Class Act: More Students Return to In-Person School

With teachers fully vaccinated and many families ready to get back to the “real” classroom, students in grades 4-8 returned to the Eliot School on Monday, March 15, to join students from the K-3 classes that went back on March 1.

The students are in a hybrid in-person mode, meaning they will go to school in person for two days, and then go remotely for three days – which is the plan at the moment and Boston Public Schools could change it next month to five days a week. Some families, however, have opted out of in-person learning and will remain remote for the rest of the year due to safety concerns.

Eliot K-8 Principal Traci Walker Griffith gives the thumbs up at the Eliot’s Commercial Street campus on a very cold Monday morning, along with students Laura Meli, Madelyne Litofsky and Alice Chung. Students in grades 4-8 who felt comfortable returning hit the campus for in-person learning on Monday all across the City. It was the first time students of that age had been in the building since March 2020. The Eliot School was the first to close in Boston after a parent had gotten COVID-19 at the Biogen conference.

Eliot Principal Traci Griffith Walker, a Charlestown resident, said the return of the Eliot is significant on its own, but even more so because it was the first school to close as the COVID crisis began to descend on Boston one year ago. As such, returning a full contingent of kids in grades K-8 to the campus felt like the easing of a long and hard-fought war against the pandemic.

“It’s a big day,” she said. “It’s been one year last week. When we first closed, we thought it would be a few weeks of remote and then we’d all be back together…Our staff was vaccinated last weekend. We’re really excited and everyone feel great to return.”

Outside on Monday, it was nearly in the single-digit temperatures, and everyone was masked and cautious in keeping their distance. Most everyone was also freezing, but it couldn’t squelch the joy felt by students, faculty and families as they dropped their kids off at the front door of the Commercial Street facility for the first time in more than a year.

There were tears – though they froze on the spot.

But there were also a lot of smiles as many of those gathered hadn’t seen each other in more than a year except on Zoom.
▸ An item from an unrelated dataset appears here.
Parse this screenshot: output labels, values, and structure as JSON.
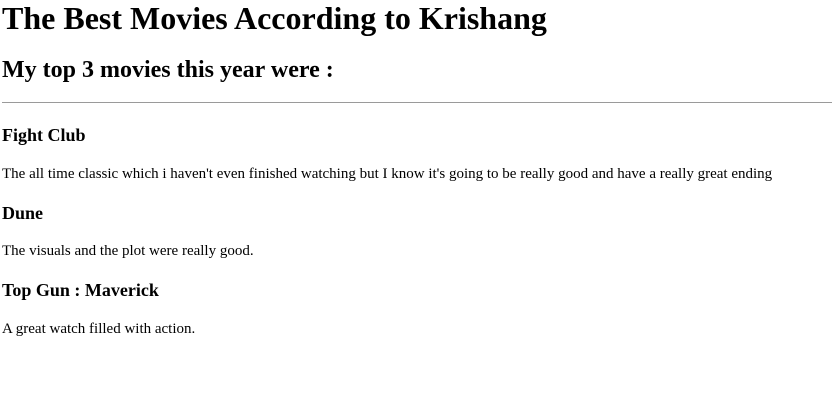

Some students hadn’t even set food in the actual school building, though they had nearly a year of schooling at the Eliot under their belts.

“I think for us the most important part of the day today will be joy – joyful learning and joyful social-emotional healing for all of us,” said Griffith. “The first thing we’ll do is just let them greet each other in-person and talk to each other.”

Teachers were vaccinated over the weekend for the Eliot School, as well as the Harvard Kent and Warren Prescott, at a vaccine clinic sponsored by NEW Health in Charlestown and the North End. Besides that, some teachers were able to be vaccinated at the BPS vaccine site in Mattapan. That has contributed to a better feeling of safety and ease for teachers, Griffith said, as they embark on a new way of teaching kids in front of them live and kids that have remained home on Zoom.

As Griffith and her staff moved inside from the cold to have a socially-distanced rally to start the first day back, she said the highlight for her were the smiles and joy.

“This really was joyful,” she said. “You can see the children’s’ smiles in their eyes. For some kids, they have never been inside the building. There are seventh-graders and fifth-graders here today who never entered our building until now and only knew us through Zoom. I’m so happy for them.”